Manhattan ou la mémoire insulaire

Anne Raulin, Institut d'ethnologie, 1997, 250 p., 190 F.

Cette anthropologie de la ville de New York présente une remarquable étude historique et sociologique des toponymes de l'île de Manhattan. Fouillée, documentée, et construite avec un luxe de soin, elle restitue, à travers la toponymie, les étapes historiques de l'urbanisation du coeur de New York : celle des fondateurs hollandais, nostalgiques de leurs canaux, celle de l'adoption au xviiie siècle d'un plan en grille aboutissant, au xixe, avec le quadrillage numérique de la ville, puis l'ère du comblement à la fois horizontal et vertical de l'île, sous la poussée des migrations européennes.

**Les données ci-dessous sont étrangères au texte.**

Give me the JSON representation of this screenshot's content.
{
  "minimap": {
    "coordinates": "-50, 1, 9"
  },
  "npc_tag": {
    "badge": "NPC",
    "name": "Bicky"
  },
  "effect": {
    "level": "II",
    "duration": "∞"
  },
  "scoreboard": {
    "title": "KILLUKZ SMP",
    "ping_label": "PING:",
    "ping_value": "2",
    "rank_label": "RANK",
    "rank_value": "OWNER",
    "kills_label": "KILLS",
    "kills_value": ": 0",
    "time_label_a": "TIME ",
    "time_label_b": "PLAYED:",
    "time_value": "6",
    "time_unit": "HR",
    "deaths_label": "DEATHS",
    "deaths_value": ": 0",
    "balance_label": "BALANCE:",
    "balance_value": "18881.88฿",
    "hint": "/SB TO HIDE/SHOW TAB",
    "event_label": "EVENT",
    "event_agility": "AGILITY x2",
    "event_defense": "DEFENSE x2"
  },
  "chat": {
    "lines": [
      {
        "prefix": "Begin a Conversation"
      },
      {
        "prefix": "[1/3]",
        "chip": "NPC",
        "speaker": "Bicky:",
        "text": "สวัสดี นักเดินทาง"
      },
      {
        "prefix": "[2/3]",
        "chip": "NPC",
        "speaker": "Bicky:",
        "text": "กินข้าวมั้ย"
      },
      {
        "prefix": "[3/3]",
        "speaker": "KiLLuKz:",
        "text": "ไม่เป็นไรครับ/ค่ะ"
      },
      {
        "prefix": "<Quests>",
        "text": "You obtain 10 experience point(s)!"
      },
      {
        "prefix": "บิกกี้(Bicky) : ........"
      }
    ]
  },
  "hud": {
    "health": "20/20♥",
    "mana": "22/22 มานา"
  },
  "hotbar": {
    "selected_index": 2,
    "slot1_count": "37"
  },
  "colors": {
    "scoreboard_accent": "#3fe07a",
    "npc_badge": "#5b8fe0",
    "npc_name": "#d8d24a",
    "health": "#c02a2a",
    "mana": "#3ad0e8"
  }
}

Derrière les noms de rue, de carrefours, de monuments, c'est la mémoire sociale, politique, industrielle, culturelle et symbolique de Manhattan qui se construit par couches. L'évocation des controverses toponymiques est passionnante, par exemple lorsqu'elle met scène l'hésitation américaine (pas seulement new-yorkaise) à se choisir des racines amérindiennes ou gréco-romaines. Finalement saisie par l'uniformité étouffante du plan en grille, Manhattan n'offrira à ses propriétaires la possibilité d'exprimer leur individualité que dans le plan vertical. Pour ouvrir et conclure cette très originale étude, Anne Raulin présente, en texte et en images, quelques vues modernes sur New York qui témoignent de sa sensibilité à voir ce qui s'y vit. Tout juste remarque-t-on que, par moments, la conceptualisation dépasse un peu les possibilités du matériau. Il n'est pas certain, après tout, que l'« intégration psychique » de Manhattan soit un fait avéré, ni qu'elle ait à voir avec ses noms de rues.